Where's My Chevette?

The economic argument against investing in oil companies suggests that high gasoline prices will cause demand to fall and prices at the pump to recede. Looking at the new offerings from the Detroit Auto Show, Robert Aronen wonders how consumers are going to buy small cars when such vehicles aren't rolling off the assembly lines.

Published: 12-Jan-2006

I'll admit it. I'm a sissy. I like small cars. When I was in college in the late '80s, I drove a 1981 Chevy Chevette. Perhaps not the most reliable car I've owned, but when you're 18 and have your own set of wheels, you don't complain. Under ideal conditions, the Chevette's fuel economy would approach 40 miles per gallon, and even though gas prices were less than $1 a gallon, the savings were still mighty welcome, given my student's budget.

The Chevette was a product of the oil shock of the 1970s.

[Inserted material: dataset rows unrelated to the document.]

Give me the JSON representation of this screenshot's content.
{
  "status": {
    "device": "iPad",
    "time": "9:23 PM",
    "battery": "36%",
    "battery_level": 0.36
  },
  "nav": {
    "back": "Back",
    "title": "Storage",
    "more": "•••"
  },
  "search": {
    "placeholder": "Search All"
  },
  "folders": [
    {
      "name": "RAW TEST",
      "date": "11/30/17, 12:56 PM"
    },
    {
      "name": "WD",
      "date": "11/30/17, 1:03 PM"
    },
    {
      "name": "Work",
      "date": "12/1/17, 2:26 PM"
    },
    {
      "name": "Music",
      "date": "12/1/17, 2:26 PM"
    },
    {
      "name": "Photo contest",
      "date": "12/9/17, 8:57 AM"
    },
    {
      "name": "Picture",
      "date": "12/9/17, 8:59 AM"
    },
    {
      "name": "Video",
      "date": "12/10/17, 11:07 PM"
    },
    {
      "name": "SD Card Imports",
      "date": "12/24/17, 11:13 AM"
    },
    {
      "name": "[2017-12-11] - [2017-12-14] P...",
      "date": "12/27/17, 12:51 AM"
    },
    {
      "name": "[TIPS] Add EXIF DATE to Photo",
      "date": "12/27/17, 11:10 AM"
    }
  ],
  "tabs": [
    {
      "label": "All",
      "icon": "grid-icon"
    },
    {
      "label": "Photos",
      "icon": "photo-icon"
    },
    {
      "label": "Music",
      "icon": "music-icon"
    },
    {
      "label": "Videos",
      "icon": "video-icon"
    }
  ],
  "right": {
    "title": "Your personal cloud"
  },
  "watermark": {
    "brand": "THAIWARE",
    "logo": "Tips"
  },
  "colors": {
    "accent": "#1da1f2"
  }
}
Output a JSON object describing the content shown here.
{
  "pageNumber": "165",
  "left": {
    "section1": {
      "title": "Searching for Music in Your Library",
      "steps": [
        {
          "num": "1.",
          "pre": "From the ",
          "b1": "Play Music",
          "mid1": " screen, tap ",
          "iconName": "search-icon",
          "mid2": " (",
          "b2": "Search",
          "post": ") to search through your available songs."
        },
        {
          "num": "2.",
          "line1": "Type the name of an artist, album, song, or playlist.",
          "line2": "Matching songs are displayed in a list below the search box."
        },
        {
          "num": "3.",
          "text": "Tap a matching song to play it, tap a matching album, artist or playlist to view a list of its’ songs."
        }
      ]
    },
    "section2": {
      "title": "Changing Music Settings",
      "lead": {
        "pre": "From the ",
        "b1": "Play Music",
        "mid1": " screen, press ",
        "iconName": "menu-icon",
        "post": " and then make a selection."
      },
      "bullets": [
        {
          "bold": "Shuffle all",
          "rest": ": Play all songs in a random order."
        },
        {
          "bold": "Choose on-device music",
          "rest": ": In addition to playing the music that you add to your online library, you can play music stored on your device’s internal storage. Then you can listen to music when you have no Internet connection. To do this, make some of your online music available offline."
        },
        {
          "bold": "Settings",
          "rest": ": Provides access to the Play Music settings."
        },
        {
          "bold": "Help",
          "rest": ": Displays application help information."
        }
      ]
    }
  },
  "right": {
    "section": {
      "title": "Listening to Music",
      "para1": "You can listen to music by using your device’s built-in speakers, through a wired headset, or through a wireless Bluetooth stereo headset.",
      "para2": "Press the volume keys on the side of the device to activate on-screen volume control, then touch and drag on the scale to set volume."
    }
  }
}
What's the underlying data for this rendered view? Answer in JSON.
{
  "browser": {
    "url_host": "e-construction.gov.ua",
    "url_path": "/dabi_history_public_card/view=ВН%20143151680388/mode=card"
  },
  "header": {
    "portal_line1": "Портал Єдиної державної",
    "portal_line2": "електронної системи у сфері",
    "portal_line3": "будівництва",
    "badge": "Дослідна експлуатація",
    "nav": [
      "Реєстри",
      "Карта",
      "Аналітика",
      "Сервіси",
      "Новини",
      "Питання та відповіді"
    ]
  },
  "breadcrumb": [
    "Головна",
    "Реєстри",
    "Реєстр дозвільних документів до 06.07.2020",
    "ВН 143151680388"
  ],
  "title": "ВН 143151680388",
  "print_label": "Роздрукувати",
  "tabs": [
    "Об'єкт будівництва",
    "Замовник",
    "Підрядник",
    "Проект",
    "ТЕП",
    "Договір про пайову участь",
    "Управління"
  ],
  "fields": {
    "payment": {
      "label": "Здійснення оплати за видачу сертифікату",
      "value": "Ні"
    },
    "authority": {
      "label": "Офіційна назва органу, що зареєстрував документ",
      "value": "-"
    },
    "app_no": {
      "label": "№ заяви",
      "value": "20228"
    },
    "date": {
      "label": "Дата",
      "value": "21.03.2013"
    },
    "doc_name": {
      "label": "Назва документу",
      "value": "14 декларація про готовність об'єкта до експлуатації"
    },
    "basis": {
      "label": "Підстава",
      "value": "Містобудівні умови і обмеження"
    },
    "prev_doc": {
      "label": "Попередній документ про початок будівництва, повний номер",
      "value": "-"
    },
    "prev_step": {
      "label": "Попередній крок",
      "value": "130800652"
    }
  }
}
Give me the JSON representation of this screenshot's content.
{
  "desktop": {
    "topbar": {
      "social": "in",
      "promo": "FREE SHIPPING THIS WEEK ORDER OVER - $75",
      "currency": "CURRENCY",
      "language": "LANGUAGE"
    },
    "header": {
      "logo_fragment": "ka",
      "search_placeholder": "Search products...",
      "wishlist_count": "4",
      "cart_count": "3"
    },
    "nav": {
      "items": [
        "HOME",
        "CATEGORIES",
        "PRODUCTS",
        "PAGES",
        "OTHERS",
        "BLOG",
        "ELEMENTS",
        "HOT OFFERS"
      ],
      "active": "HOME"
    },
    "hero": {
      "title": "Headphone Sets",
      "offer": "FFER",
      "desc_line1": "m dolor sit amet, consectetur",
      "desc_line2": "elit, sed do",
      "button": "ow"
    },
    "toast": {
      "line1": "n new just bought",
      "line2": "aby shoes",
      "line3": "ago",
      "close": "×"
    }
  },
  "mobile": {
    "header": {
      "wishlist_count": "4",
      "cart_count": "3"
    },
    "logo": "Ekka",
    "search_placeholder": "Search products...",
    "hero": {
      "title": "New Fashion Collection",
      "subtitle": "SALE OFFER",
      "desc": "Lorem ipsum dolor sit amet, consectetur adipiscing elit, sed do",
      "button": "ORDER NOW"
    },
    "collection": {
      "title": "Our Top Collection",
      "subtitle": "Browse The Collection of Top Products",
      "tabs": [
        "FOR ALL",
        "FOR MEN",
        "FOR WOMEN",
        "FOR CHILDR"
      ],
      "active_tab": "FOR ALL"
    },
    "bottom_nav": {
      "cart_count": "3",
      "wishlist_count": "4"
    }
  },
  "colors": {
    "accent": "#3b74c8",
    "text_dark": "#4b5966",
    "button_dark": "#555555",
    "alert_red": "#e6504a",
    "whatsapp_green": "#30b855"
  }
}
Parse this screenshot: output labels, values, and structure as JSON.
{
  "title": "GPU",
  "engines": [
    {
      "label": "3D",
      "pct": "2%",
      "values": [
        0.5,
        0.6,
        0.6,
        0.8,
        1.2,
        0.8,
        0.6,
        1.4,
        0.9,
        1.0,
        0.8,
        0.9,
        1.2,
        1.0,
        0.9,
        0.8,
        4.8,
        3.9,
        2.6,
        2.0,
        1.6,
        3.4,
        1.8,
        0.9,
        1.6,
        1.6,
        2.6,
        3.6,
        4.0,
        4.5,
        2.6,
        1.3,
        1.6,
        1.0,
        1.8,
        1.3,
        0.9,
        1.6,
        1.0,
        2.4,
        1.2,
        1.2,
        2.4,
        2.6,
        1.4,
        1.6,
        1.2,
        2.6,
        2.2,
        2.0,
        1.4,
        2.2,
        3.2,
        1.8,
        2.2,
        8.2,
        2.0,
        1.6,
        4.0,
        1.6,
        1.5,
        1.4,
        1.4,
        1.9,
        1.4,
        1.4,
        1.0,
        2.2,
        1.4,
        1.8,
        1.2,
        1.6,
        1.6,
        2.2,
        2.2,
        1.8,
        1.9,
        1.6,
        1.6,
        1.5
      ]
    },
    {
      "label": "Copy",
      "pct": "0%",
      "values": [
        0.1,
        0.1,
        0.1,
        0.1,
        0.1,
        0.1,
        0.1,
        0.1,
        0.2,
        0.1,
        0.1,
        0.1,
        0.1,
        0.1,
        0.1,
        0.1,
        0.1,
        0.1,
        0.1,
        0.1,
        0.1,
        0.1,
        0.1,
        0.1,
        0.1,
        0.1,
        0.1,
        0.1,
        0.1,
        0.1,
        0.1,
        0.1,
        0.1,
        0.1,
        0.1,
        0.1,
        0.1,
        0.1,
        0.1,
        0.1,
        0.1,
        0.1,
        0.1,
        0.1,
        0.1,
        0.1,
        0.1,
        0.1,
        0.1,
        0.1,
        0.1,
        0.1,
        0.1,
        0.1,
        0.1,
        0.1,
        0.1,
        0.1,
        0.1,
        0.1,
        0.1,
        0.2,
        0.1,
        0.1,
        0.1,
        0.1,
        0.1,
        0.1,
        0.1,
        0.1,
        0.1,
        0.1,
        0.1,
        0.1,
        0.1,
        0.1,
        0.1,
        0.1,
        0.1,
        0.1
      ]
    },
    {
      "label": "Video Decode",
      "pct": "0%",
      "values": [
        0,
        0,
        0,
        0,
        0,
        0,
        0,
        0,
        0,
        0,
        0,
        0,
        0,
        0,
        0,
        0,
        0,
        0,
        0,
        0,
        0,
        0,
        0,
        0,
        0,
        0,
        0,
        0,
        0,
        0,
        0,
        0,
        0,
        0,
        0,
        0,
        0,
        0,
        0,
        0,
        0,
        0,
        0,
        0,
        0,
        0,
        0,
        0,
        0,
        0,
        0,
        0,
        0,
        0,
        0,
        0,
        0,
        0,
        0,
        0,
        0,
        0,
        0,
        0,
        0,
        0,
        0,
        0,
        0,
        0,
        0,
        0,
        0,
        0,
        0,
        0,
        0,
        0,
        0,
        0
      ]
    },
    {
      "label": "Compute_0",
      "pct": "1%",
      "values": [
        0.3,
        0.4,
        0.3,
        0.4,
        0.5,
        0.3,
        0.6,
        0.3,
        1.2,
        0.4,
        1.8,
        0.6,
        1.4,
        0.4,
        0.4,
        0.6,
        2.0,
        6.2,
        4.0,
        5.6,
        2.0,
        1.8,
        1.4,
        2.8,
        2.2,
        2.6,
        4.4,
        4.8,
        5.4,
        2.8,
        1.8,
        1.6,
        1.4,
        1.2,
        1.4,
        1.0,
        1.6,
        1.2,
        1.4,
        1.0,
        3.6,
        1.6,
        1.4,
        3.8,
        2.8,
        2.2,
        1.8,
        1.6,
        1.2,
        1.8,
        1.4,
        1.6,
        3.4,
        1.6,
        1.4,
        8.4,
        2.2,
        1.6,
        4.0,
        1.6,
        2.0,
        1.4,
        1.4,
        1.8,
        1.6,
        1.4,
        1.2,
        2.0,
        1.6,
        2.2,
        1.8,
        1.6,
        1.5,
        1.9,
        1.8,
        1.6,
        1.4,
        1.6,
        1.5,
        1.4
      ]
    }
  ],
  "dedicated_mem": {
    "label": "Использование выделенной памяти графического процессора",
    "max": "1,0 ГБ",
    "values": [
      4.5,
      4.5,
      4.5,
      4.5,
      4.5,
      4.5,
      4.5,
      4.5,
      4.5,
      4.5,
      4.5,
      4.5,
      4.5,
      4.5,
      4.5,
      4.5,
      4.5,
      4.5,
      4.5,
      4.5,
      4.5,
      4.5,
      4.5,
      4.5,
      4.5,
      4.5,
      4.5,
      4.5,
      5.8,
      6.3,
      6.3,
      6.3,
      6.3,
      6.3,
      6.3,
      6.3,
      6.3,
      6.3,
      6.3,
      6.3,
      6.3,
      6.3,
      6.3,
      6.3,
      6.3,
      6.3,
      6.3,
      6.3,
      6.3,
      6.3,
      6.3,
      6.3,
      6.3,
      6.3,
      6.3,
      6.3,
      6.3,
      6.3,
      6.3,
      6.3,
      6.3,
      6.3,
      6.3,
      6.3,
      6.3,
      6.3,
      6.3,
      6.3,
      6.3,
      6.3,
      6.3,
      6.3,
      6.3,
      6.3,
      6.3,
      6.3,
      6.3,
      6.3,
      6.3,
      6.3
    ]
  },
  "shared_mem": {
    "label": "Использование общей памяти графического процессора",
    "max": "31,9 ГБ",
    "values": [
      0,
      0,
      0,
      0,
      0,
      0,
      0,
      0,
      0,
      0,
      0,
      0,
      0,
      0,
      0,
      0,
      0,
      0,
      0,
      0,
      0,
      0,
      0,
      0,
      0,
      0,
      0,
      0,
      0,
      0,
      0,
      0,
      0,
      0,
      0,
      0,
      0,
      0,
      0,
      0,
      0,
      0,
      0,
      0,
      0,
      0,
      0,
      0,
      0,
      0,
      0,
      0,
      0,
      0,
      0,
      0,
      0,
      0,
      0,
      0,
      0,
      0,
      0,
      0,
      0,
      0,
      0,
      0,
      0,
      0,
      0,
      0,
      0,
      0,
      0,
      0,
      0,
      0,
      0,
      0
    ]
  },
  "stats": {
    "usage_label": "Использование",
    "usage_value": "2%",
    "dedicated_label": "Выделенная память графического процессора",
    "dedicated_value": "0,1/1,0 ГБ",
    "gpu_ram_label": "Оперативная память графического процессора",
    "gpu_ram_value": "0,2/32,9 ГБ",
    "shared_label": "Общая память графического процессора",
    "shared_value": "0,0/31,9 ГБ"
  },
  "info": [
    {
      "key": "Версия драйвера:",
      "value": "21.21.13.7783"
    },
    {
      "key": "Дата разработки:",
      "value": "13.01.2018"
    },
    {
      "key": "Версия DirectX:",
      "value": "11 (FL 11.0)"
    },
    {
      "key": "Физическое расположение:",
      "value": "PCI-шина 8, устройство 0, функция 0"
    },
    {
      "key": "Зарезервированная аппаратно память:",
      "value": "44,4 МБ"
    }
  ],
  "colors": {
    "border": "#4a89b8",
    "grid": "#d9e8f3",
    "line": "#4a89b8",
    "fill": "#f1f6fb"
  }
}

From 1977 to 1981, manufacturers filled showrooms with small cars, and the average fuel economy of a new vehicle rocketed 41% in four short years. As a result, gasoline demand dropped, OPEC couldn't hold the cartel together, oil from the North Sea and Alaska flooded the market, and prices at the pump plummeted. For the next 25 years, SUVs and trucks took over the roads, and consumption of that cheap gasoline rose at an annual rate of 2.5%. You can guess what happened next: From 1988 to 2005, the average fuel economy of U.S. passenger vehicles actually fell from 22.1 mpg to 21 mpg.

Whenever I write about peak oil or the lack of refining capacity, I get a few reader responses that say, essentially, "You are underestimating the power of markets. High prices will cause people to conserve, thereby reducing demand." While I believe in the power of markets, I doubt that a fundamental shift in demand, like that of 25 years ago, is taking place -- at least not now, not at current prices.